Walking to School

Is it just me, or are very few kids walking to school these days compared to when we Boomers grew up?

The school situation in Bentonville, Arkansas has been whacked at least since my kids were in school. We’ve had a population explosion here for thirty years and perennially have too few seats in the classrooms. Not only that, my kids weren’t allowed to attend the elementary school close to my house. Instead, they had to ride a bus to one several miles away.

Shades of forced busing to achieve integration!

The truth be told, we probably would not have let them walk to school anyway, at least until they were older. Too many sleazeballs out there looking to prey on kids these days.

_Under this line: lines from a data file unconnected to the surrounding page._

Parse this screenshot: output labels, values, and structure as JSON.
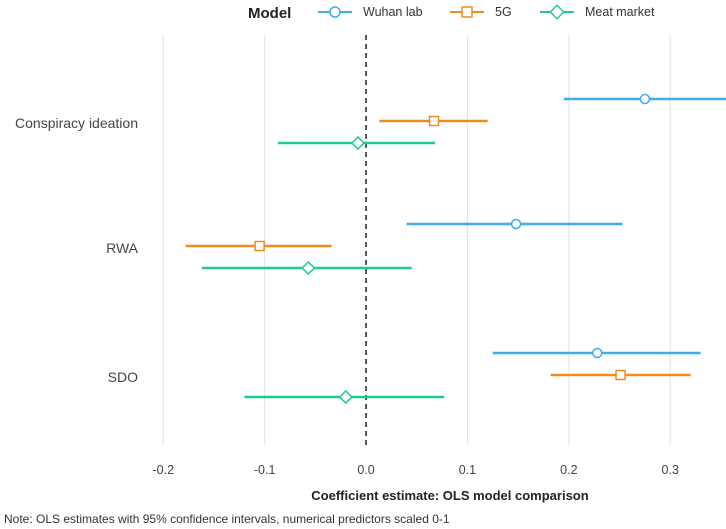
{
  "chart_data": {
    "type": "forest",
    "legend_title": "Model",
    "series": [
      {
        "name": "Wuhan lab",
        "color": "#3DAEE9",
        "marker": "circle",
        "points": [
          {
            "category": "Conspiracy ideation",
            "estimate": 0.275,
            "ci_low": 0.195,
            "ci_high": 0.355
          },
          {
            "category": "RWA",
            "estimate": 0.148,
            "ci_low": 0.04,
            "ci_high": 0.253
          },
          {
            "category": "SDO",
            "estimate": 0.228,
            "ci_low": 0.125,
            "ci_high": 0.33
          }
        ]
      },
      {
        "name": "5G",
        "color": "#F28B1E",
        "marker": "square",
        "points": [
          {
            "category": "Conspiracy ideation",
            "estimate": 0.067,
            "ci_low": 0.013,
            "ci_high": 0.12
          },
          {
            "category": "RWA",
            "estimate": -0.105,
            "ci_low": -0.178,
            "ci_high": -0.034
          },
          {
            "category": "SDO",
            "estimate": 0.251,
            "ci_low": 0.182,
            "ci_high": 0.32
          }
        ]
      },
      {
        "name": "Meat market",
        "color": "#1FCB95",
        "marker": "diamond",
        "points": [
          {
            "category": "Conspiracy ideation",
            "estimate": -0.008,
            "ci_low": -0.087,
            "ci_high": 0.068
          },
          {
            "category": "RWA",
            "estimate": -0.057,
            "ci_low": -0.162,
            "ci_high": 0.045
          },
          {
            "category": "SDO",
            "estimate": -0.02,
            "ci_low": -0.12,
            "ci_high": 0.077
          }
        ]
      }
    ],
    "categories": [
      "Conspiracy ideation",
      "RWA",
      "SDO"
    ],
    "xlim": [
      -0.22,
      0.355
    ],
    "xticks": [
      -0.2,
      -0.1,
      0.0,
      0.1,
      0.2,
      0.3
    ],
    "xtick_labels": [
      "-0.2",
      "-0.1",
      "0.0",
      "0.1",
      "0.2",
      "0.3"
    ],
    "reference_line": 0,
    "xlabel": "Coefficient estimate: OLS model comparison",
    "note": "Note: OLS estimates with 95% confidence intervals, numerical predictors scaled 0-1",
    "grid": true,
    "legend_position": "top"
  }
}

But in my hometown of Miami, Oklahoma so many years ago, the only kids who rode schoolbuses were the ones who lived in rural areas.

My own walk to school was about a mile. I would traverse alleys to get there, making friends with the neighborhood dogs in the process. They would eagerly greet me as I walked by at precisely the same time every morning.

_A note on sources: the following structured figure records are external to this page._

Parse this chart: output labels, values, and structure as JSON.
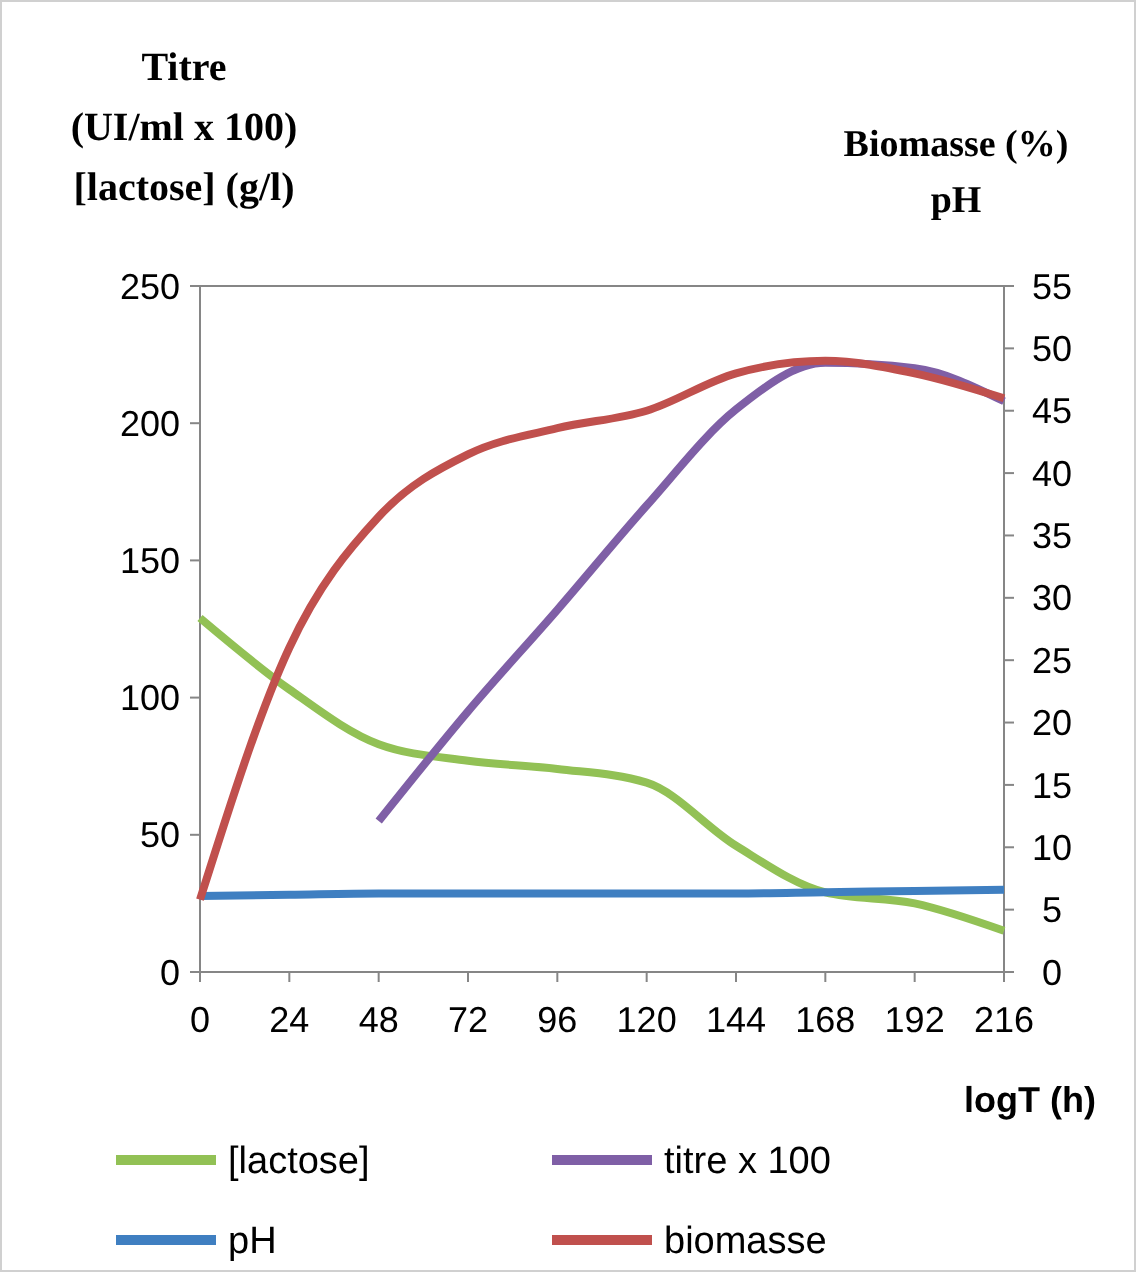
{
  "chart_data": {
    "type": "line",
    "ylabel": "Titre\n(UI/ml x 100)\n[lactose] (g/l)",
    "y2label": "Biomasse (%)\npH",
    "xlabel": "logT (h)",
    "x": [
      0,
      24,
      48,
      72,
      96,
      120,
      144,
      168,
      192,
      216
    ],
    "xlim": [
      0,
      216
    ],
    "xticks": [
      0,
      24,
      48,
      72,
      96,
      120,
      144,
      168,
      192,
      216
    ],
    "ylim": [
      0,
      250
    ],
    "yticks": [
      0,
      50,
      100,
      150,
      200,
      250
    ],
    "y2lim": [
      0,
      55
    ],
    "y2ticks": [
      0,
      5,
      10,
      15,
      20,
      25,
      30,
      35,
      40,
      45,
      50,
      55
    ],
    "legend": "bottom",
    "grid": false,
    "marker": "none",
    "line_style": "solid",
    "series": [
      {
        "name": "[lactose]",
        "color": "#92c155",
        "values": [
          129,
          103,
          83,
          77,
          74,
          69,
          46,
          29,
          25,
          15
        ]
      },
      {
        "name": "titre x 100",
        "color": "#7f5fa6",
        "values": [
          null,
          null,
          55,
          95,
          132,
          170,
          205,
          222,
          220,
          208
        ]
      },
      {
        "name": "pH",
        "color": "#3f7fc1",
        "axis": "y2",
        "values": [
          6.1,
          6.2,
          6.3,
          6.3,
          6.3,
          6.3,
          6.3,
          6.4,
          6.5,
          6.6
        ]
      },
      {
        "name": "biomasse",
        "color": "#c0504d",
        "axis": "y2",
        "values": [
          5.8,
          26,
          36.5,
          41.5,
          43.6,
          45,
          48,
          49,
          48,
          46
        ]
      }
    ]
  }
}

In fact, if I close my eyes, I can envision nearly every step of the daily trek. Sometimes my slightly-better-than-normal memory scares me.

I also rode my bike to school a lot, a Sting Ray knockoff. The bike rack in front of Nichols School would be full of colorful banana-seaters, as well as a few odd traditional bikes ridden by the less fortunate.

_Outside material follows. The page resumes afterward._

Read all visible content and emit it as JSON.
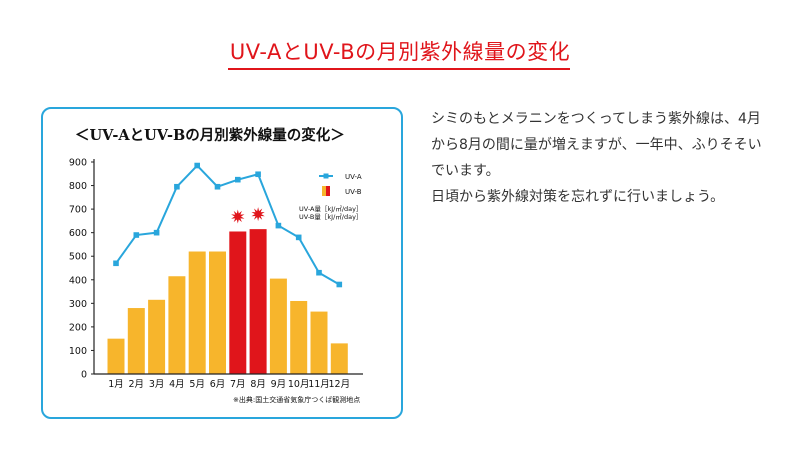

Rain was a year-round threat in the midsouth. So sometimes the bike would have to go in the trunk for a ride home with mom. Of course, the trunk on a Fury III was big enough for three or four bikes.

Mom was a schoolteacher herself, and had to be at the other grade school in town early. So when the weather was bad in the mornings (or when I just wanted a break from walking), I would ride with the kids who lived across the street. I remember they had a big Buick LeSabre whose name I had a hard time pronouncing. It went against all of my training in phonics.

In all, I walked to kindergarten and school for four years before our move to rural southwest Missouri. But I have many, many memories of mini-adventures on the way while walking to and from Nichols Elementary so many years ago.